Gli esperimenti riguardano anche la popolazione esterna. Torte di riso e dolciumi infetti vengono distribuiti agli abitanti dei villaggi e si allevano pulci da infettare col tifo. Pozzi vengono avvelenati e si diffondono epidemie di peste.
I risultati sono soddisfacenti, tanto che si inizia ad usare la guerra batteriologica in più territori della Manciuria, persino dopo la resa del Giappone, il 15 agosto 1945. Gli ultimi tecnici aprono le stalle del centro e, prima fanno uscire sessanta cavalli malati di morva e poi  liberano migliaia di ratti infettati dalla peste.

La guerra è finita e il numero delle vittime è di più di 540.000 unità.
I superstiti e i parenti non hanno mai avuto il giusto riconoscimento, perchè da dopo la fine della guerra si è cercato di far sparire ogni traccia dell’Unità 731. Gli americani sanno già da diverso tempo della sua esistenza, sicuramente sin dal 1944 ma stipulano un accordo che sigilla il fatto, senza portarlo alla luce. I sovietici istituiscono un processo per condannare i colpevoli e, si appropriano della documentazione relativa agli esperimenti, per usarne le informazioni.

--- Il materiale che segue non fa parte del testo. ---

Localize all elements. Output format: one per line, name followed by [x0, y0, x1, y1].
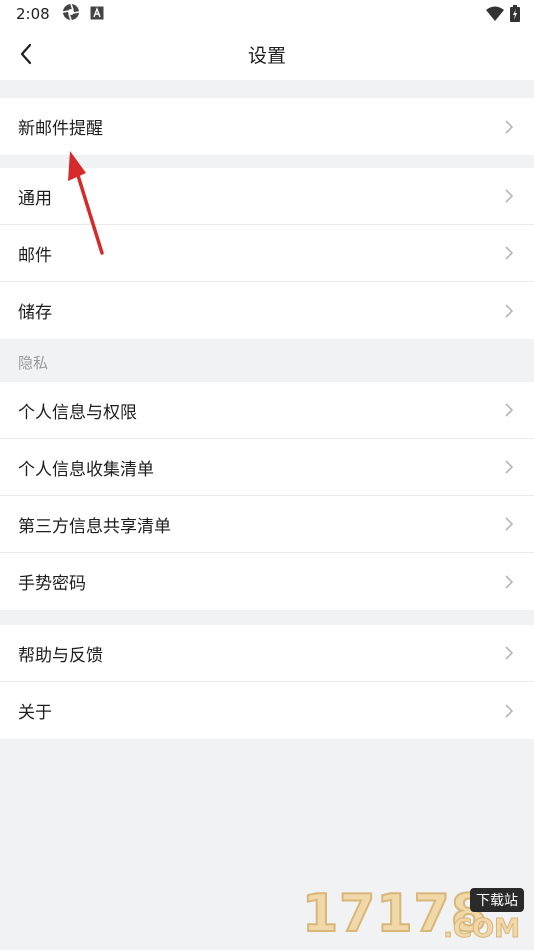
- settings-item-label: 个人信息与权限: [18, 402, 137, 423]
- settings-item-label: 手势密码: [18, 574, 86, 594]
- settings-item-personal-info-permissions[interactable]: 个人信息与权限: [0, 382, 534, 439]
- status-time: 2:08: [16, 5, 50, 23]
- status-bar: 2:08: [0, 0, 534, 28]
- settings-item-label: 关于: [18, 703, 52, 723]
- settings-item-about[interactable]: 关于: [0, 682, 534, 739]
- chevron-right-icon: [505, 574, 514, 589]
- settings-item-gesture-password[interactable]: 手势密码: [0, 553, 534, 610]
- settings-item-personal-info-collection-list[interactable]: 个人信息收集清单: [0, 439, 534, 496]
- settings-item-storage[interactable]: 储存: [0, 282, 534, 339]
- aperture-icon: [62, 3, 80, 25]
- chevron-right-icon: [505, 189, 514, 203]
- settings-item-label: 通用: [18, 188, 52, 209]
- chevron-left-icon: [20, 43, 32, 65]
- settings-item-label: 第三方信息共享清单: [18, 516, 171, 537]
- back-button[interactable]: [10, 38, 42, 70]
- settings-item-label: 储存: [18, 303, 52, 323]
- wifi-icon: [486, 6, 504, 26]
- a-badge-icon: [90, 5, 104, 24]
- settings-group-privacy: 个人信息与权限 个人信息收集清单 第三方信息共享清单 手势密码: [0, 382, 534, 610]
- chevron-right-icon: [505, 246, 514, 260]
- chevron-right-icon: [505, 119, 514, 134]
- chevron-right-icon: [505, 403, 514, 417]
- watermark-suffix: .COM: [443, 914, 521, 945]
- red-arrow-annotation: [68, 151, 104, 255]
- chevron-right-icon: [505, 517, 514, 531]
- settings-item-label: 帮助与反馈: [18, 645, 103, 666]
- settings-group-support: 帮助与反馈 关于: [0, 625, 534, 739]
- page-title: 设置: [247, 44, 286, 67]
- battery-charging-icon: [510, 5, 520, 26]
- chevron-right-icon: [505, 303, 514, 318]
- chevron-right-icon: [505, 646, 514, 660]
- chevron-right-icon: [505, 460, 514, 474]
- watermark-tag: 下载站: [470, 888, 524, 912]
- settings-item-label: 个人信息收集清单: [18, 459, 154, 480]
- settings-item-label: 邮件: [18, 245, 52, 266]
- settings-item-label: 新邮件提醒: [18, 119, 103, 139]
- chevron-right-icon: [505, 703, 514, 718]
- settings-item-help-feedback[interactable]: 帮助与反馈: [0, 625, 534, 682]
- top-nav-bar: 设置: [0, 28, 534, 80]
- settings-item-third-party-sharing-list[interactable]: 第三方信息共享清单: [0, 496, 534, 553]
- watermark-logo: 17178 下载站 .COM: [301, 883, 530, 948]
- section-header-privacy: 隐私: [18, 354, 49, 372]
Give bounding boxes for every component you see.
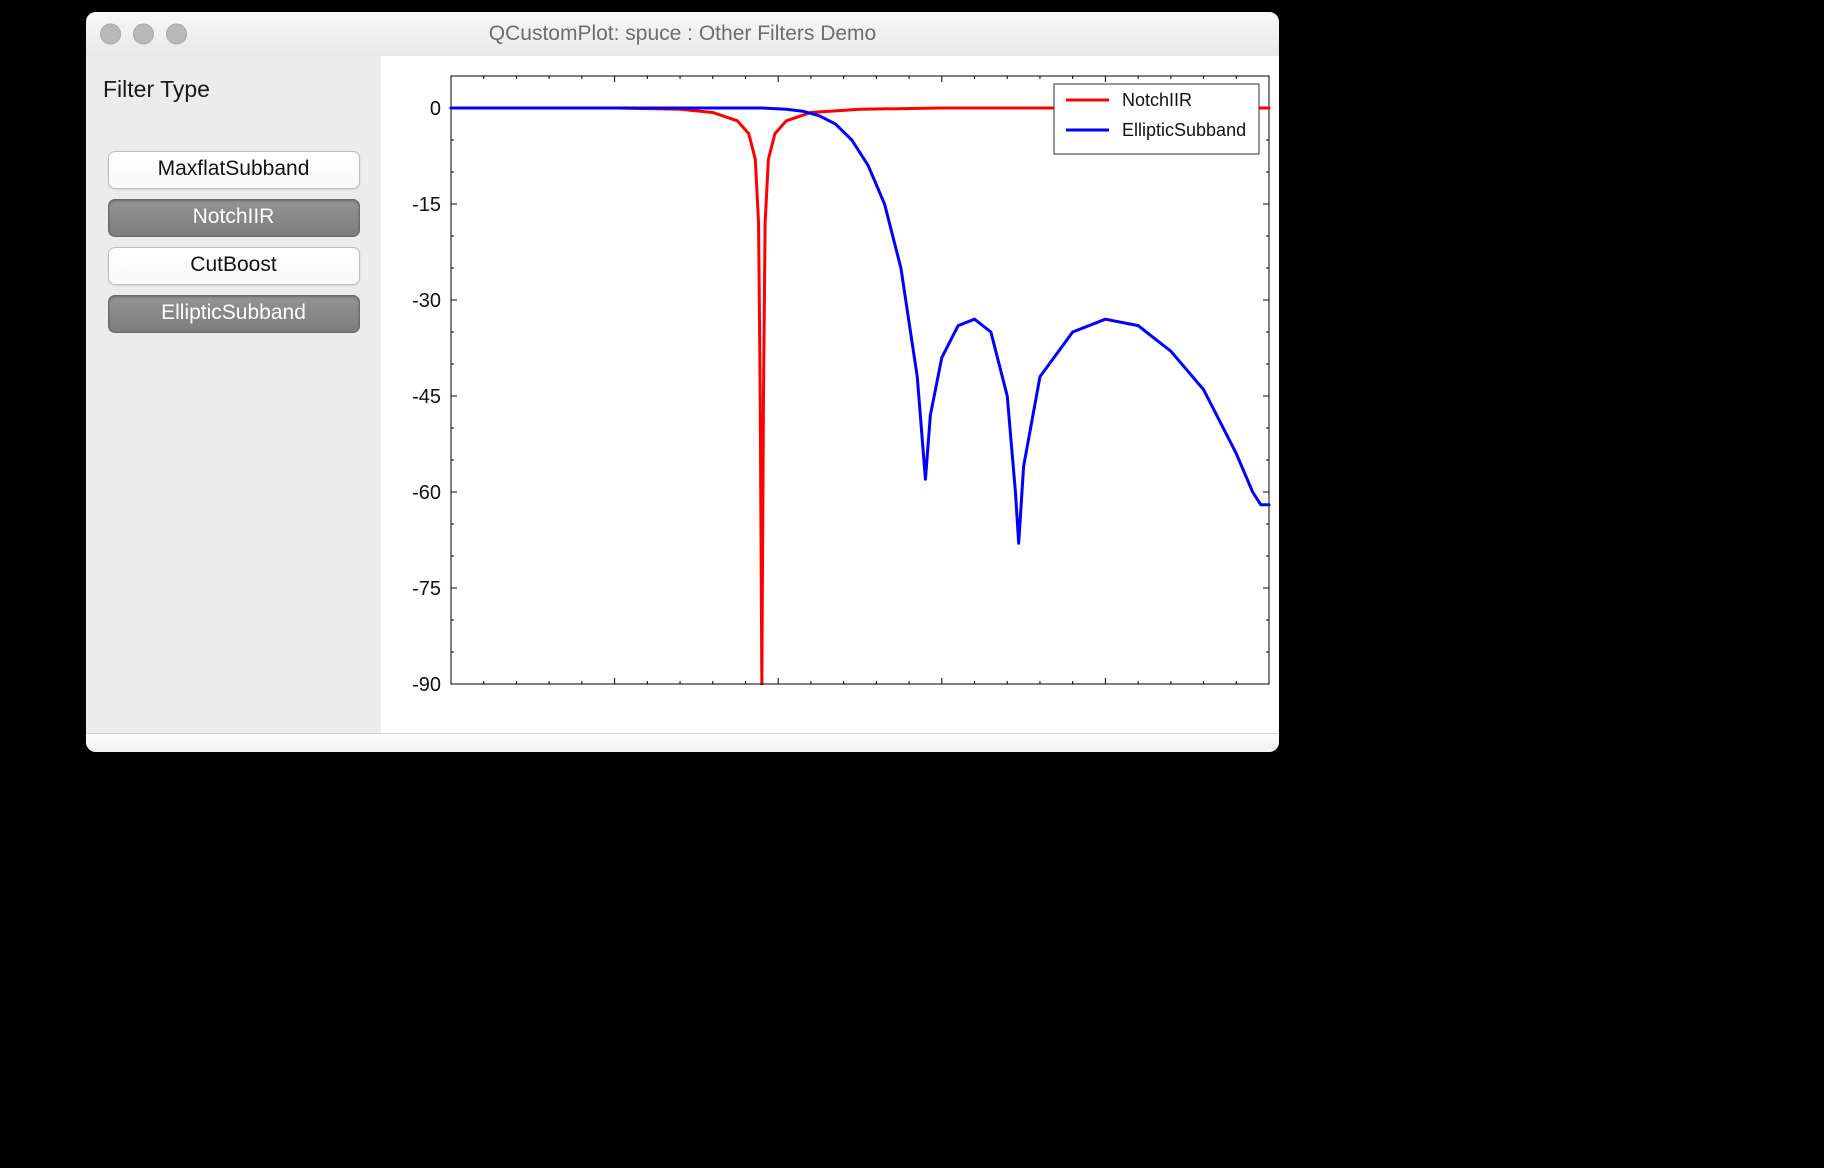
filter-button-notchiir[interactable]: NotchIIR <box>108 199 360 237</box>
app-window: QCustomPlot: spuce : Other Filters Demo … <box>86 12 1279 752</box>
svg-text:EllipticSubband: EllipticSubband <box>1122 120 1246 140</box>
svg-text:-90: -90 <box>412 674 441 696</box>
window-controls <box>100 24 187 45</box>
filter-button-maxflatsubband[interactable]: MaxflatSubband <box>108 151 360 189</box>
plot-area[interactable]: 0-15-30-45-60-75-900.000.100.200.300.40N… <box>381 56 1279 734</box>
svg-text:-30: -30 <box>412 290 441 312</box>
filter-type-label: Filter Type <box>103 76 367 103</box>
titlebar: QCustomPlot: spuce : Other Filters Demo <box>86 12 1279 57</box>
window-title: QCustomPlot: spuce : Other Filters Demo <box>86 22 1279 46</box>
svg-text:-45: -45 <box>412 386 441 408</box>
filter-button-list: MaxflatSubband NotchIIR CutBoost EllipticSu… <box>100 151 367 333</box>
chart-canvas: 0-15-30-45-60-75-900.000.100.200.300.40N… <box>381 56 1279 734</box>
svg-text:-60: -60 <box>412 482 441 504</box>
filter-button-ellipticsubband[interactable]: EllipticSubband <box>108 295 360 333</box>
svg-text:-15: -15 <box>412 194 441 216</box>
sidebar: Filter Type MaxflatSubband NotchIIR CutBoo… <box>86 56 381 734</box>
filter-button-cutboost[interactable]: CutBoost <box>108 247 360 285</box>
close-icon[interactable] <box>100 24 121 45</box>
svg-text:0: 0 <box>430 98 441 120</box>
status-bar <box>86 733 1279 752</box>
svg-text:-75: -75 <box>412 578 441 600</box>
zoom-icon[interactable] <box>166 24 187 45</box>
svg-text:NotchIIR: NotchIIR <box>1122 90 1192 110</box>
content-area: Filter Type MaxflatSubband NotchIIR CutBoo… <box>86 56 1279 734</box>
minimize-icon[interactable] <box>133 24 154 45</box>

I diretti responsabili finiscono la propria carriera come stimati medici e professionisti, senza che la giustizia degli uomini possa in nessun modo punirli.
Numerose cause sono state intentate ma il Giappone ha ignorato ogni voce per decenni, per cancellare per sempre questa infamante parte della sua storia, ritenendo che sia meglio negare, piuttosto che fare una pubblica ammenda.

Fonti:
Daniel Barenblatt, I medici del Sol Levante, Rizzoli, Milano, 2004.